We are very excited about this outcome!

Questions had been raised with various people about its whereabouts from at least 2013, but it was not until 2020 that the search gathered pace via Facebook and Kerry, a fairly recent member of GCDCS Executive Comm. took the reins to make a concerted effort to get it returned to its home town where we have long thought it should be.

The large, Victorian, ornate cast iron commemorative fountain and canopy was presented to the town in 1869 by Mayor Edward Bannister*. For many years it stood in Albert Gardens (hence its name ‘Albert Fountain’) near Grimsby Dock Offices until the late 1960s when the busy railway crossing necessitated the construction of the flyover into Cleethorpe Road. It remerged again in the late 1970s in St James Square for a short time before going back into ‘storage’. It is known that at some time it was damaged but not known why, how or when it disappeared from its hometown – and ended up literally ‘on the scrapheap’.

By teaming up with Dale Wells of Turntable Gallery in Victoria Street, Kerry has successfully bid for grant money from NEL Heritage Starter Fund to display the fountain and hopefully kick-start its renovation. After so many years, the general public will be able to see the Fountain again – but inside the gallery - from Saturday November 19 to December 15. It is hoped that this exhibition will raise interest towards its restoration and eventual final position somewhere in town. Alongside this long-missed Grimsby artifact will be an exhibition about Edward Bannister’s life as a philanthropist and driving force for art in the town.

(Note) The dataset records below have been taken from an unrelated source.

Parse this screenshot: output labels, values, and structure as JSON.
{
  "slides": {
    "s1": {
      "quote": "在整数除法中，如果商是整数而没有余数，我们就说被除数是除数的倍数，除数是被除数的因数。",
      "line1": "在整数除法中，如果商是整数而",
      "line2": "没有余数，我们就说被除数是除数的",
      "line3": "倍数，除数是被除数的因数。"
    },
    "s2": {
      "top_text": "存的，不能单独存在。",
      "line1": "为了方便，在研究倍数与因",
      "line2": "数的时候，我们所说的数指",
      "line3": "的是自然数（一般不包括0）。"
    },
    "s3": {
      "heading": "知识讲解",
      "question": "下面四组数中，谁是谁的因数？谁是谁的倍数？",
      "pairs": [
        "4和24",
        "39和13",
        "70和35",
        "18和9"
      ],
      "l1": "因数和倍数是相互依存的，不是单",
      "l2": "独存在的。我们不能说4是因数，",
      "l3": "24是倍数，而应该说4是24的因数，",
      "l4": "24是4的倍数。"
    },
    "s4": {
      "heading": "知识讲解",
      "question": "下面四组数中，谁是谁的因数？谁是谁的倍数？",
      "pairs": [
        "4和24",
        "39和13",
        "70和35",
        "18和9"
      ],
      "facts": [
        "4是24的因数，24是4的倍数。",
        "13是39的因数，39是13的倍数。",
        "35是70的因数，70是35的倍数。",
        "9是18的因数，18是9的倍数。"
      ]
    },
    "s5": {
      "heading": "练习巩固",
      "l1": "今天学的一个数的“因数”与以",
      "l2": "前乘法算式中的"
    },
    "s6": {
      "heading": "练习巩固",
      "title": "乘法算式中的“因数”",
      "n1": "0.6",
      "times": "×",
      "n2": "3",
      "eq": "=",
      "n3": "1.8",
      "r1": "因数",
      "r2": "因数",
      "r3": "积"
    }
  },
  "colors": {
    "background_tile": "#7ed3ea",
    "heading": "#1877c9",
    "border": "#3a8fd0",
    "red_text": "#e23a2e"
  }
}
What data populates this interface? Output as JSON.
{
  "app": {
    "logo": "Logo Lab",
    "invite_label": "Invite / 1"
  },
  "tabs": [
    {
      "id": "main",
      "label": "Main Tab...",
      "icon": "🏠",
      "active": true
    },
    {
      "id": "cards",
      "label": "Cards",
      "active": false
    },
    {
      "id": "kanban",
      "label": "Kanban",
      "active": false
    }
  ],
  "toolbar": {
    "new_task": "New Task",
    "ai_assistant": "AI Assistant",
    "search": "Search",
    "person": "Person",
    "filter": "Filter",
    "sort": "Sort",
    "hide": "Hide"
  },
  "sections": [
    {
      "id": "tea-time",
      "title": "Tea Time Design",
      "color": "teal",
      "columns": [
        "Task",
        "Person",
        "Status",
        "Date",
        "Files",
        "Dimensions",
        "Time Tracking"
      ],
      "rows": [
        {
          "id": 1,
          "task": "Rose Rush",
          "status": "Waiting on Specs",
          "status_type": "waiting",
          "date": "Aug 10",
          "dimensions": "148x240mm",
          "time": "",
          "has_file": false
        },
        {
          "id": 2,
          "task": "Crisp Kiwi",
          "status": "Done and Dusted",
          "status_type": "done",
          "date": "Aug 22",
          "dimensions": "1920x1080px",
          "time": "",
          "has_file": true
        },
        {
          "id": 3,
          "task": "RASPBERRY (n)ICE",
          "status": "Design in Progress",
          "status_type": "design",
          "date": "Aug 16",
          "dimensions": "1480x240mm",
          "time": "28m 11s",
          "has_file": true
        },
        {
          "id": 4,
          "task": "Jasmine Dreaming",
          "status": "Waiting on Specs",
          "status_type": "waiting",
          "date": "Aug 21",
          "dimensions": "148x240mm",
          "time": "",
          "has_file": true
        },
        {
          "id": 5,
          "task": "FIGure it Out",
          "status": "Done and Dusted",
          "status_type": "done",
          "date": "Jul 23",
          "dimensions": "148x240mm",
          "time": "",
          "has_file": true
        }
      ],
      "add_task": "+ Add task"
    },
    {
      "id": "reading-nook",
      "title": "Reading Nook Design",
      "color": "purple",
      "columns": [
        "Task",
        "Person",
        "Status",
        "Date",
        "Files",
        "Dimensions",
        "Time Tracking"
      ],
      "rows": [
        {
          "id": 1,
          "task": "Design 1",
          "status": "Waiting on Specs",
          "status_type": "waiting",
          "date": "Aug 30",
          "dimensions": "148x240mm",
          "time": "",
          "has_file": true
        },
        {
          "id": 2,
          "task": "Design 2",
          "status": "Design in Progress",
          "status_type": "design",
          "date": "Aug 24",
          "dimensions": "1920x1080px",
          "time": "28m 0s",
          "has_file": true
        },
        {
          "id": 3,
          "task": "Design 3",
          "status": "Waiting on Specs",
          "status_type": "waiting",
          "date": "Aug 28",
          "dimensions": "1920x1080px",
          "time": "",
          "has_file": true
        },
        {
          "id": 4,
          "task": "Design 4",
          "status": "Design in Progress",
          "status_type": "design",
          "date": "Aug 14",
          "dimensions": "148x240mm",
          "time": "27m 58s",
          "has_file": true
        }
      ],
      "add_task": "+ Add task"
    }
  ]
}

GCDCS members are invited to the opening day of this exhibition on Saturday 19th November 

*Edward Bannister’s donation was possibly influenced by the aims of The Drinking Fountain Association of 1859 as a means to provide clean, free drinking water to everyone at a time when cholera was much feared. By 1867 the Association’s name included ‘cattle troughs’ in an effort to provide the same for animals and one of these troughs can be seen today at Grimsby's Riverhead.